Arte de Moritz Stifter
"Tenho um amigo que só lembra coisas
maravilhosas da sua infância, desde um balanço que havia no pátio da sua
casa até os aromas inesquecíveis do café que a avó preparava todas as
tardes. Suas memórias parecem um comercial de panetone. Teve uma vez em
que nós, da turma, nos irritamos com ele.
Vem cá, você não
lembra a vez em que seu pai te colocou de castigo sem razão, da vez em
que você foi o único a não ser convidado para o aniversário de um colega
de aula, da vez em que todos os seus
primos combinaram de fingir que não ouviam nem enxergavam você, de como
você morria de vergonha das espinhas, de quando escutou uma tia chamando
você de filhote de cruz-credo?
Ele respondeu: não.
Ele não lembra essas coisas porque elas não aconteceram, mas certamente
ele vivenciou algumas outras humilhações, teve que engolir raivas,
sentiu-se desprotegido. Só que ele fez uma edição caprichada do filme da
sua vida: deletou os maus momentos e salvou a parte boa, e é somente
sobre ela que comenta com os amigos.
Mesmo a infância mais
idílica tem seu lado soturno.
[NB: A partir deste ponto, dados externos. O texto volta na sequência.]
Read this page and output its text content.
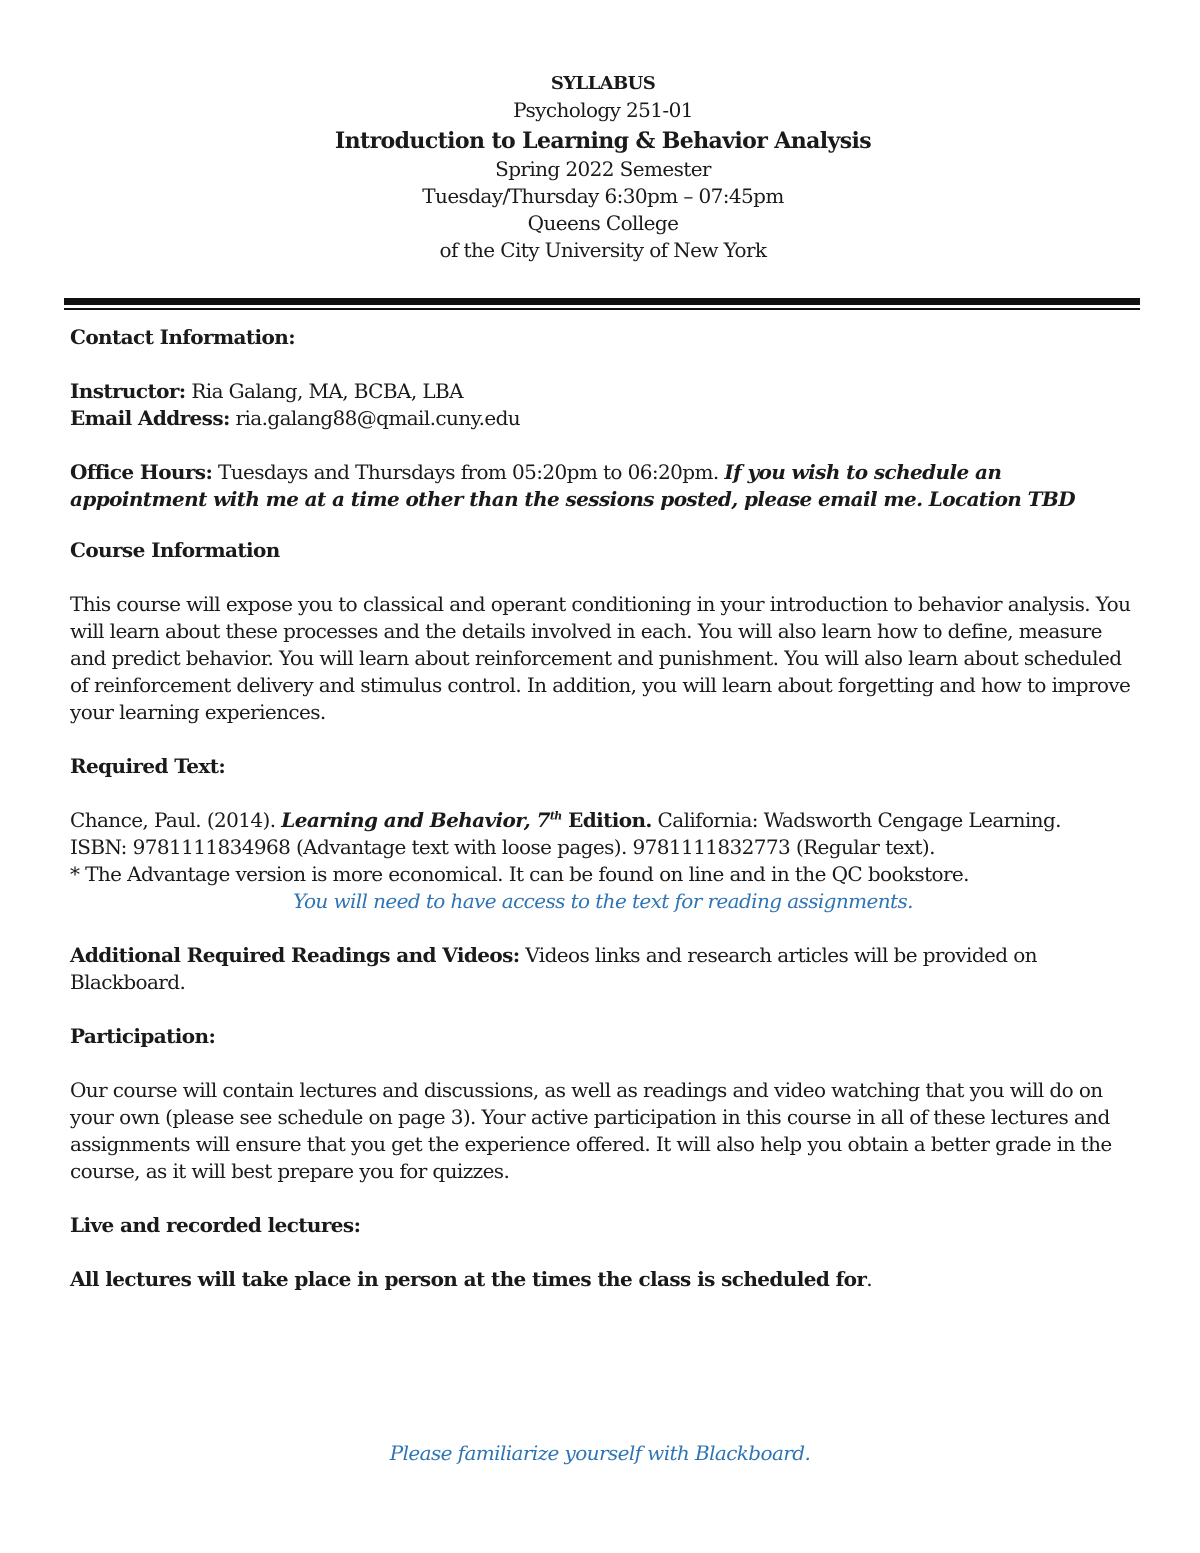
SYLLABUS
Psychology 251-01
Introduction to Learning & Behavior Analysis
Spring 2022 Semester
Tuesday/Thursday 6:30pm – 07:45pm
Queens College
of the City University of New York

Contact Information:

Instructor: Ria Galang, MA, BCBA, LBA

Email Address: ria.galang88@qmail.cuny.edu

Office Hours: Tuesdays and Thursdays from 05:20pm to 06:20pm. If you wish to schedule an appointment with me at a time other than the sessions posted, please email me. Location TBD

Course Information

This course will expose you to classical and operant conditioning in your introduction to behavior analysis. You will learn about these processes and the details involved in each. You will also learn how to define, measure and predict behavior. You will learn about reinforcement and punishment. You will also learn about scheduled of reinforcement delivery and stimulus control. In addition, you will learn about forgetting and how to improve your learning experiences.

Required Text:

Chance, Paul. (2014). Learning and Behavior, 7th Edition. California: Wadsworth Cengage Learning.

ISBN: 9781111834968 (Advantage text with loose pages). 9781111832773 (Regular text).

* The Advantage version is more economical. It can be found on line and in the QC bookstore.

You will need to have access to the text for reading assignments.

Additional Required Readings and Videos: Videos links and research articles will be provided on Blackboard.

Participation:

Our course will contain lectures and discussions, as well as readings and video watching that you will do on your own (please see schedule on page 3). Your active participation in this course in all of these lectures and assignments will ensure that you get the experience offered. It will also help you obtain a better grade in the course, as it will best prepare you for quizzes.

Live and recorded lectures:

All lectures will take place in person at the times the class is scheduled for.

Please familiarize yourself with Blackboard.
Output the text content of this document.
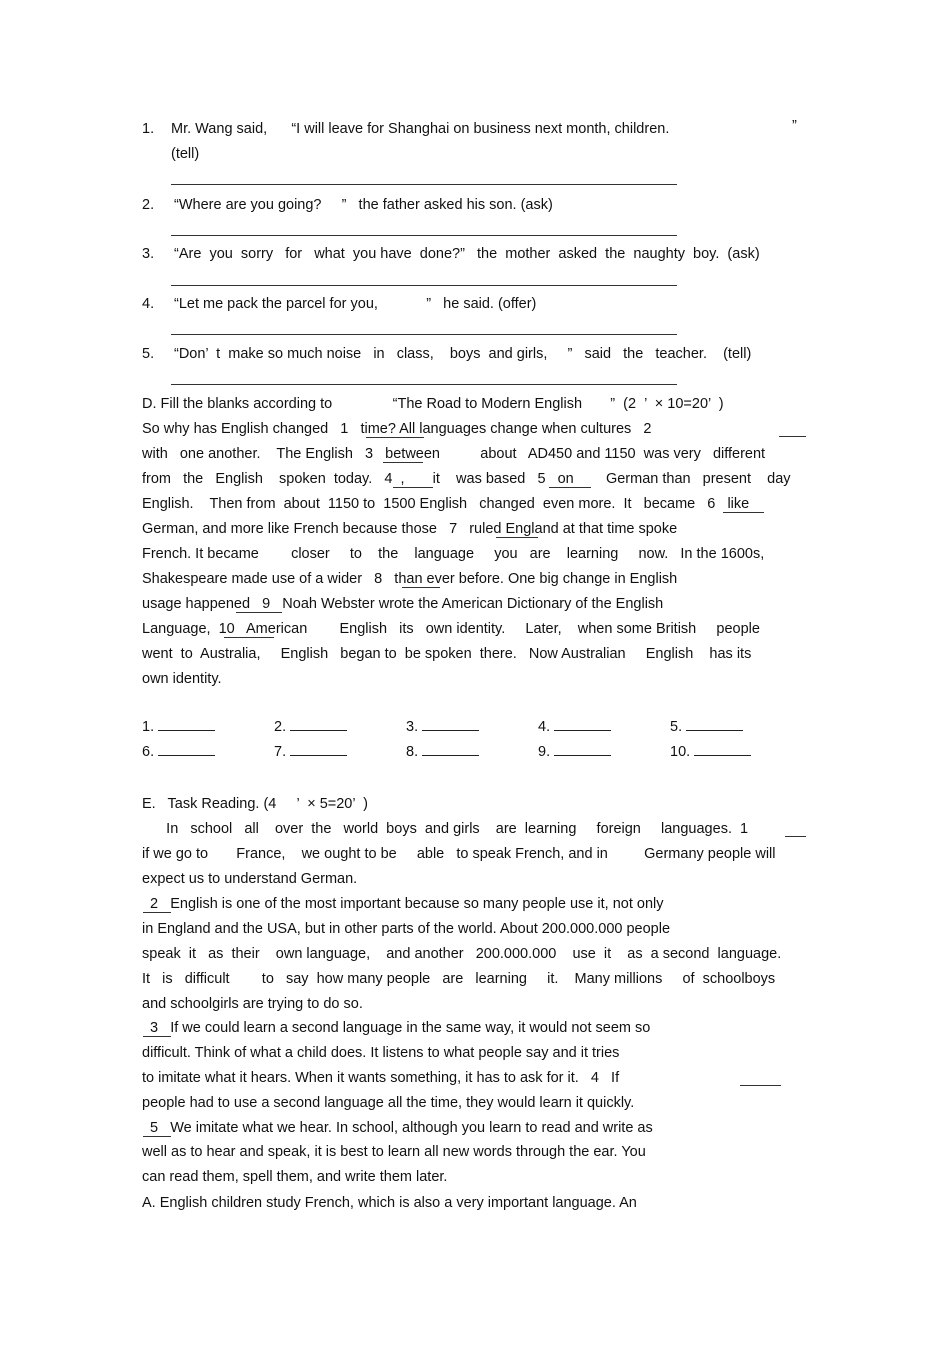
1. Mr. Wang said,      “I will leave for Shanghai on business next month, children.	”
(tell)
2. “Where are you going?     ”   the father asked his son. (ask)
3. “Are  you  sorry   for   what  you have  done?”   the  mother  asked  the  naughty  boy.  (ask)
4. “Let me pack the parcel for you,            ”   he said. (offer)
5. “Don’  t  make so much noise   in   class,    boys  and girls,     ”   said   the   teacher.    (tell)
D. Fill the blanks according to               “The Road to Modern English       ”  (2  ’  × 10=20’  )
So why has English changed   1   time? All languages change when cultures   2
with   one another.    The English   3   between          about   AD450 and 1150  was very   different
from   the   English    spoken  today.   4  ,       it    was based   5   on        German than   present    day
English.    Then from  about  1150 to  1500 English   changed  even more.  It   became   6   like
German, and more like French because those   7   ruled England at that time spoke
French. It became        closer     to    the    language     you   are    learning     now.   In the 1600s,
Shakespeare made use of a wider   8   than ever before. One big change in English
usage happened   9   Noah Webster wrote the American Dictionary of the English
Language,  10   American        English   its   own identity.     Later,    when some British     people
went  to  Australia,     English   began to  be spoken  there.   Now Australian     English    has its
own identity.
1.	2.	3.	4.	5.
6.	7.	8.	9.	10.
E.   Task Reading. (4     ’  × 5=20’  )
In   school   all    over  the   world  boys  and girls    are  learning     foreign     languages.  1
if we go to       France,    we ought to be     able   to speak French, and in         Germany people will
expect us to understand German.
2   English is one of the most important because so many people use it, not only
in England and the USA, but in other parts of the world. About 200.000.000 people
speak  it   as  their    own language,    and another   200.000.000    use  it    as  a second  language.
It   is   difficult        to   say  how many people   are   learning     it.    Many millions     of  schoolboys
and schoolgirls are trying to do so.
3   If we could learn a second language in the same way, it would not seem so
difficult. Think of what a child does. It listens to what people say and it tries
to imitate what it hears. When it wants something, it has to ask for it.   4   If
people had to use a second language all the time, they would learn it quickly.
5   We imitate what we hear. In school, although you learn to read and write as
well as to hear and speak, it is best to learn all new words through the ear. You
can read them, spell them, and write them later.
A. English children study French, which is also a very important language. An
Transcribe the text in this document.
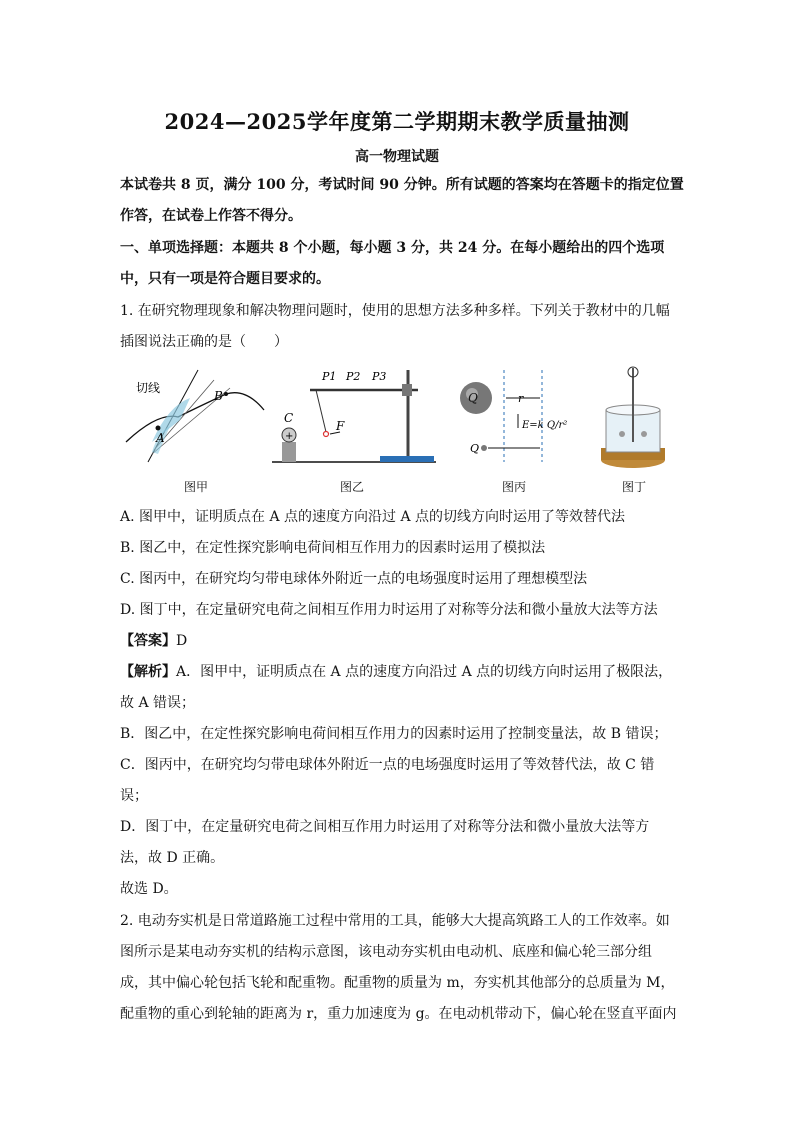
2024—2025学年度第二学期期末教学质量抽测
高一物理试题
本试卷共 8 页，满分 100 分，考试时间 90 分钟。所有试题的答案均在答题卡的指定位置
作答，在试卷上作答不得分。
一、单项选择题：本题共 8 个小题，每小题 3 分，共 24 分。在每小题给出的四个选项
中，只有一项是符合题目要求的。
1. 在研究物理现象和解决物理问题时，使用的思想方法多种多样。下列关于教材中的几幅
插图说法正确的是（　　）
切线
A
B
图甲
+
P1 P2 P3
C
F
图乙
Q	r
E=k Q/r²
Q
图丙	图丁
A. 图甲中，证明质点在 A 点的速度方向沿过 A 点的切线方向时运用了等效替代法
B. 图乙中，在定性探究影响电荷间相互作用力的因素时运用了模拟法
C. 图丙中，在研究均匀带电球体外附近一点的电场强度时运用了理想模型法
D. 图丁中，在定量研究电荷之间相互作用力时运用了对称等分法和微小量放大法等方法
【答案】D
【解析】A．图甲中，证明质点在 A 点的速度方向沿过 A 点的切线方向时运用了极限法，
故 A 错误；
B．图乙中，在定性探究影响电荷间相互作用力的因素时运用了控制变量法，故 B 错误；
C．图丙中，在研究均匀带电球体外附近一点的电场强度时运用了等效替代法，故 C 错
误；
D．图丁中，在定量研究电荷之间相互作用力时运用了对称等分法和微小量放大法等方
法，故 D 正确。
故选 D。
2. 电动夯实机是日常道路施工过程中常用的工具，能够大大提高筑路工人的工作效率。如
图所示是某电动夯实机的结构示意图，该电动夯实机由电动机、底座和偏心轮三部分组
成，其中偏心轮包括飞轮和配重物。配重物的质量为 m，夯实机其他部分的总质量为 M，
配重物的重心到轮轴的距离为 r，重力加速度为 g。在电动机带动下，偏心轮在竖直平面内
O filho do meio que se sentia
negligenciado pelos pais. A menina que era obrigada a se vestir de
princesinha quando queria mesmo era jogar bola com os garotos. A vez em
que o violão tão esperado não veio: Papai Noel trouxe uma gaita de boca.
Sem falar nas questões barra pesada: fome, abusos, perdas. Todo adulto é
o resultado de uma criança que, mesmo tendo tido avós rechonchudos,
bolos, pracinhas, piqueniques, vira-latas, árvores de Natal e castelos
de areia, teve que ser muito homem antes da hora. Ou muito mulher.
Aí crescemos e há duas opções: ou saboreia-se a vida, ou suporta-se a
vida. Essa sutil diferença de verbo e de postura é consequência do
quanto esse adulto conseguiu entrar num acordo com a própria infância.
Se até hoje ele não perdoou o colega que o difamou na hora do recreio,
se continua acreditando que teve culpa pelo atropelamento do cachorro e
se não se conforma de nunca ter recebido um abraço do pai, vai continuar
arrastando correntes vida afora, preso a um passado que já foi, já era,
e que não vai mudar.
Meu amigo negociou do jeito dele: jura que
nada de ruim o afetou na infância, nada, zero, nem o beijo negado pela
namoradinha do bairro, nem a vez que quebrou o braço na rua e ficou na
porta de casa esperando que alguém chegasse, nem de quando sua mãe
esqueceu de buscá-lo na escola.
Ele conseguiu essa proeza:
superar o fato de sua mãe ter esquecido de buscá-lo na escola no dia em
que completava oito anos. Temos vontade de esganá-lo por ser uma
criatura tão elevada. E ele, rindo, nos chama de crianções, nós que
ainda não aprendemos, como ele, a deixar os dodóis do passado para trás."